Le gouvernement dénonce les méthodes des sécessionnistes

Les autorités, qui ont déployé les forces de sécurité dans les régions concernées, entendent bloquer toute déclaration d'indépendance. Issa Tchiroma-Bakary, porte-parole du gouvernement, critique les objectifs des sécessionnistes, mais aussi leurs méthodes.

« L’immense, l’écrasante majorité des anglophone est contre, estime-t-il. Et ça se passe dans la violence. On dit à un député : "si vous ne démissionnez pas, on abat vos enfants, on fait ceci, on fait cela." C’est des preneurs d’otages, des maitres chanteurs. » Le ministre de la Communication, bien qu'il se réjouisse de l’appel à la réconciliation nationale lancé par le secrétaire général de l’ONU, dénonce « les assassinats, la destruction des écoles, les violences exercées contre nos populations qui n’aspirent qu’à vivre en paix ».
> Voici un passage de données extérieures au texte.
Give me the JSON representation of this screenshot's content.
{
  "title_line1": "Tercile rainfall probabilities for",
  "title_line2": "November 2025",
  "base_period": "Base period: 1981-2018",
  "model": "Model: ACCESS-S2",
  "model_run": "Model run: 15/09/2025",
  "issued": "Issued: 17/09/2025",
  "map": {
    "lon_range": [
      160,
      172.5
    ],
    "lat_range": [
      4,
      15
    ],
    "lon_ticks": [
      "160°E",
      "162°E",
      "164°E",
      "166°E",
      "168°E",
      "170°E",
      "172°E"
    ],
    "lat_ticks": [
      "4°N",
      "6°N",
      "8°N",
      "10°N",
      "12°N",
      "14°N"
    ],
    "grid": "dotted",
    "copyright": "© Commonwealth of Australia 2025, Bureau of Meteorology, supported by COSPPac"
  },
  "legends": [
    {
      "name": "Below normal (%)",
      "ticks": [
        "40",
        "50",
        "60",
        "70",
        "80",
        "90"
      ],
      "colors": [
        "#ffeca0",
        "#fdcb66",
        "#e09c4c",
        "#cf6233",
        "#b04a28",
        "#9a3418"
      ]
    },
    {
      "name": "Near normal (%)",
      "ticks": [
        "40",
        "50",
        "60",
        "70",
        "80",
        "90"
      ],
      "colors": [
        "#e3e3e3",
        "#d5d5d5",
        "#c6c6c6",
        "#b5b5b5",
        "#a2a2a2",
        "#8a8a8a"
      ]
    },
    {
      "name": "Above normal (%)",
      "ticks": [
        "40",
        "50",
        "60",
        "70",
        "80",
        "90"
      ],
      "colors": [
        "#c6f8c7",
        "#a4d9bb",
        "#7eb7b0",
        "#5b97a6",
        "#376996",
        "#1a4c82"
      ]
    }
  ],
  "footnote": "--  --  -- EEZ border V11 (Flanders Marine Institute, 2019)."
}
Issa Tchiroma-Bakary insiste : « Nous sommes convaincus que, quel que soit le problème, sa complexité, les difficultés que ça suscite, ce problème ne peut trouver de solution qu’autour d’une table. »

Aujourd'hui, on trouve un régime qui a refusé de dialoguer avec des gens qui sont dans des positions extrêmes en face d'eux. Et ils oublient qu'il y a des gens qui, pendant plus de 50 ans, ont essayé par le dialogue de résoudre ce problème une fois pour toutes pour qu'on puisse tous ensemble aller de l'avant. Le régime a complètement démissionné.